Não se trata de “achismo”, mas sim, de números: de acordo com dados do Departamento Nacional de Trânsito (Denatran), a frota de veículos elétricos aumentou mais de 503% nos últimos quatro anos, partindo de 24,6 mil para 175,4 mil automóveis.
Considerando um recorte menos amplo, o mês de agosto desse ano bateu o recorde mensal de veículos leves eletrificados no Brasil. Como apontam os dados da Associação Brasileira do Veículo Elétrico (ABVE), foram 9.351 emplacamentos — 120% a mais que os números de agosto do ano passado.
O curioso é que os carros a combustão — que correspondem a mais de 90% das vendas de veículos — não têm acompanhado esse crescimento. E além da debandada de montadoras que estavam no Brasil, o setor como um todo viu uma queda anual de vendas de 3,5% no mês passado.
Como explicar esse “boom” dos carros elétricos no Brasil? O que falta para o setor crescer ainda mais por aqui? Há potencial para o país se tornar grande neste segmento?
Bem, todos esses questionamentos também instigaram o TecMasters, que bateu um papo com Alexandre Baldy, conselheiro especial da BYD, em busca de respostas mais concretas.
Conscientização ambiental e preços mais competitivos
Naturalmente que, em um mundo globalizado, tendências tecnológicas tendem a ser replicadas em outras regiões. Mas tratando-se de carros elétricos, um dos principais destaques referem-se aos benefícios ecológicos, oriundo de baterias recicláveis e menos emissão de gases na atmosfera.
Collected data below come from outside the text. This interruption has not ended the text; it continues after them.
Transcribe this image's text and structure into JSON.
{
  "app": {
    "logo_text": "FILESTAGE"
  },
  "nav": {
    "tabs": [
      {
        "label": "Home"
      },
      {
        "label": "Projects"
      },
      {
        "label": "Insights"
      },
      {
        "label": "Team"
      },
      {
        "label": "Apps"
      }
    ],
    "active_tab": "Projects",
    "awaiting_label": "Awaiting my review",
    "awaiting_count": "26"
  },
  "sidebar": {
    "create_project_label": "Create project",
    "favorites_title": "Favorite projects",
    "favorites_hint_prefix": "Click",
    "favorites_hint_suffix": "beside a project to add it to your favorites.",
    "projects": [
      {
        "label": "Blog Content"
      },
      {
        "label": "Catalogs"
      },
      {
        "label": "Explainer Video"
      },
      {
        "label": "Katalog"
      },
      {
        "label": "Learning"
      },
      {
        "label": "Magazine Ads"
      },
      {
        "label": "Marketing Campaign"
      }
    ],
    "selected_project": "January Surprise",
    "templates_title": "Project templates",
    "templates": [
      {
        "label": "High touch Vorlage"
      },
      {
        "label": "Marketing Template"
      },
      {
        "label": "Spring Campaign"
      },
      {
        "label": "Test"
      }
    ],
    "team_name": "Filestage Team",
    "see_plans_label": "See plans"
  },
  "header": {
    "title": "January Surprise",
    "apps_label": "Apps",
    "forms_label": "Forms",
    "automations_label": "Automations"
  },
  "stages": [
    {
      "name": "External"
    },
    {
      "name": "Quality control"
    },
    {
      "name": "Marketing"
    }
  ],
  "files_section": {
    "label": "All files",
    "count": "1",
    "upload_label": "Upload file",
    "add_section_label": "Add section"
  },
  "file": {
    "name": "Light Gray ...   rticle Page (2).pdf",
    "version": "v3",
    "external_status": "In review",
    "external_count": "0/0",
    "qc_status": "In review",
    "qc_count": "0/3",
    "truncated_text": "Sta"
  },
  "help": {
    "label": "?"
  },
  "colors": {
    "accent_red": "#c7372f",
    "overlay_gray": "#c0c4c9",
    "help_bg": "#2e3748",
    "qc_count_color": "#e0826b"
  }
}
E para Baldy, essa conscientização ambiental tem, sim, sido adotada pelos brasileiros.
“A conscientização ambiental tem desempenhado um papel fundamental, já que a cada dia mais pessoas reconhecem a importância da redução das emissões poluentes e a necessidade de adotar soluções sustentáveis de mobilidade”, disse o executivo.
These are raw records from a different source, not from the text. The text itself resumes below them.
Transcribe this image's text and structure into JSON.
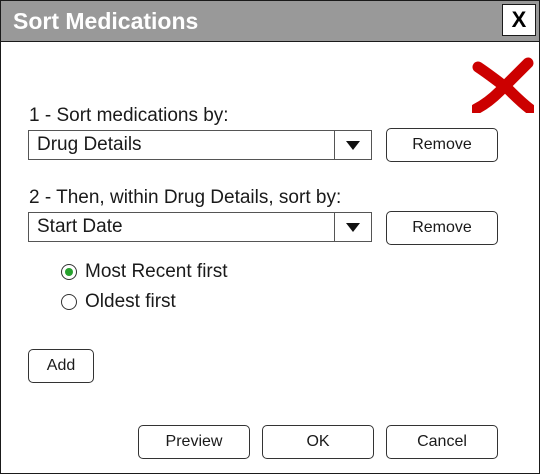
{
  "dialog": {
    "title": "Sort Medications",
    "close_label": "X",
    "close_icon": "close-icon",
    "error_icon": "red-x-icon",
    "accent_color": "#cc0000"
  },
  "sort1": {
    "label": "1 - Sort medications by:",
    "value": "Drug Details",
    "remove_label": "Remove"
  },
  "sort2": {
    "label": "2 - Then, within Drug Details, sort by:",
    "value": "Start Date",
    "remove_label": "Remove"
  },
  "order": {
    "options": [
      {
        "label": "Most Recent first",
        "selected": true
      },
      {
        "label": "Oldest first",
        "selected": false
      }
    ],
    "selected_color": "#27a12d"
  },
  "actions": {
    "add_label": "Add",
    "preview_label": "Preview",
    "ok_label": "OK",
    "cancel_label": "Cancel"
  }
}
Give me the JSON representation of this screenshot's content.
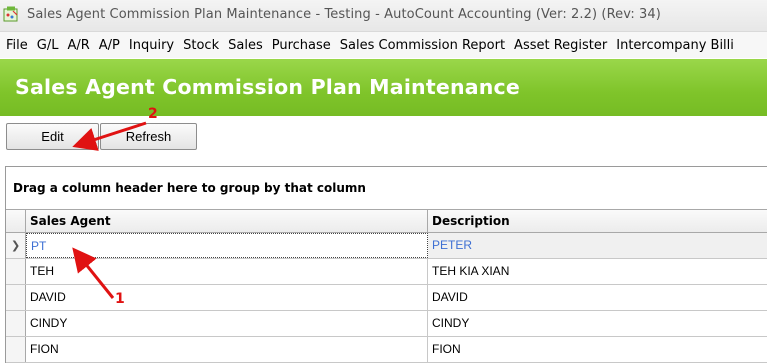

Mas claro, isso por si só não é suficiente para justificar esse “boom” de carros elétricos no Brasil. Como o próprio executivo da BYD menciona, há também os avanços tecnológicos, que permitem novos recursos para atrair ainda mais a atenção dos(as) motoristas.
No passado, as prioridades na hora de adquirir um veículo eram outras. Já hoje, os indivíduos buscam carros com sistemas inteligentes, conexões sem fio, câmeras e assistentes de direção. E se o automóvel poluir menos o meio ambiente? Melhor ainda.
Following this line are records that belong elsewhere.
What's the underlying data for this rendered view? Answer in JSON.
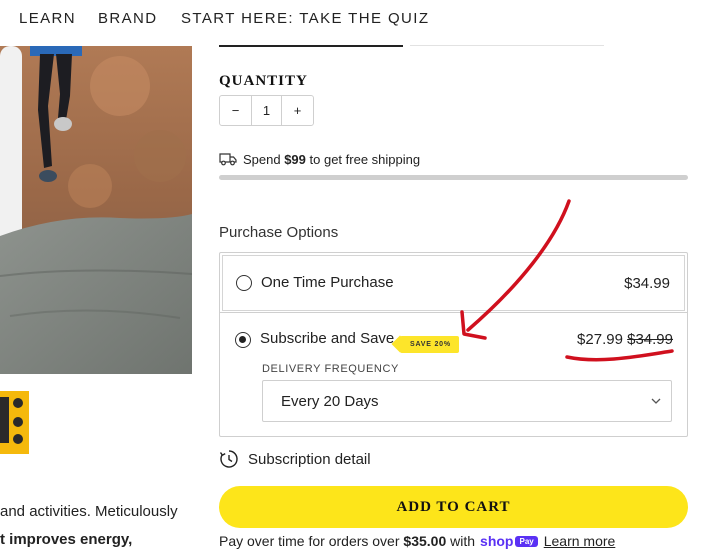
{
  "nav": {
    "items": [
      "LEARN",
      "BRAND",
      "START HERE: TAKE THE QUIZ"
    ]
  },
  "description": {
    "line1": "and activities. Meticulously",
    "line2": "t improves energy,"
  },
  "quantity": {
    "label": "QUANTITY",
    "minus": "−",
    "value": "1",
    "plus": "+"
  },
  "shipping": {
    "prefix": "Spend ",
    "amount": "$99",
    "suffix": " to get free shipping",
    "progress_fraction": 0
  },
  "purchase_options": {
    "label": "Purchase Options",
    "one_time": {
      "label": "One Time Purchase",
      "price": "$34.99",
      "selected": false
    },
    "subscribe": {
      "label": "Subscribe and Save",
      "badge": "SAVE 20%",
      "price": "$27.99",
      "original_price": "$34.99",
      "selected": true,
      "frequency_label": "DELIVERY FREQUENCY",
      "frequency_value": "Every 20 Days"
    }
  },
  "subscription_detail": "Subscription detail",
  "add_to_cart": "ADD TO CART",
  "pay_over_time": {
    "prefix": "Pay over time for orders over ",
    "amount": "$35.00",
    "with": " with",
    "shop_logo": "shop",
    "pay_badge": "Pay",
    "learn_more": "Learn more"
  },
  "colors": {
    "accent_yellow": "#fde51a",
    "annotation_red": "#d0101e",
    "shop_purple": "#5a31f4"
  },
  "icons": {
    "shipping": "truck-icon",
    "subscription": "clock-refresh-icon",
    "select": "chevron-down-icon"
  }
}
Há também um outro fator: o preço dos carros a combustão. Quem vive no Brasil sabe como, de uns anos para cá, comprar um carro zero quilômetro se tornou algo mais caro que em tempos passados — devido a alta do dólar, impostos, inflação global e uma série de outros motivos.
Como consequência, os preços dos carros elétricos — que sempre foram mais caros — ficaram mais próximos dos movidos a combustão, o que aumentou a competitividade.
“Quando os preços dos veículos a combustão aumentam, os veículos eletrificados passam a ser uma opção atraente para muitos consumidores, especialmente considerando os benefícios de economia a longo prazo e a preocupação com o meio ambiente”, completou o executivo.
Cenário é bom, mas desafios são grandes
A alta dos carros elétricos no Brasil nos últimos anos não significa, no entanto, que não existam desafios pela frente. Aliás, muito pelo contrário: ainda existem muitos obstáculos que travam uma ascensão mais fervorosa do setor em território nacional.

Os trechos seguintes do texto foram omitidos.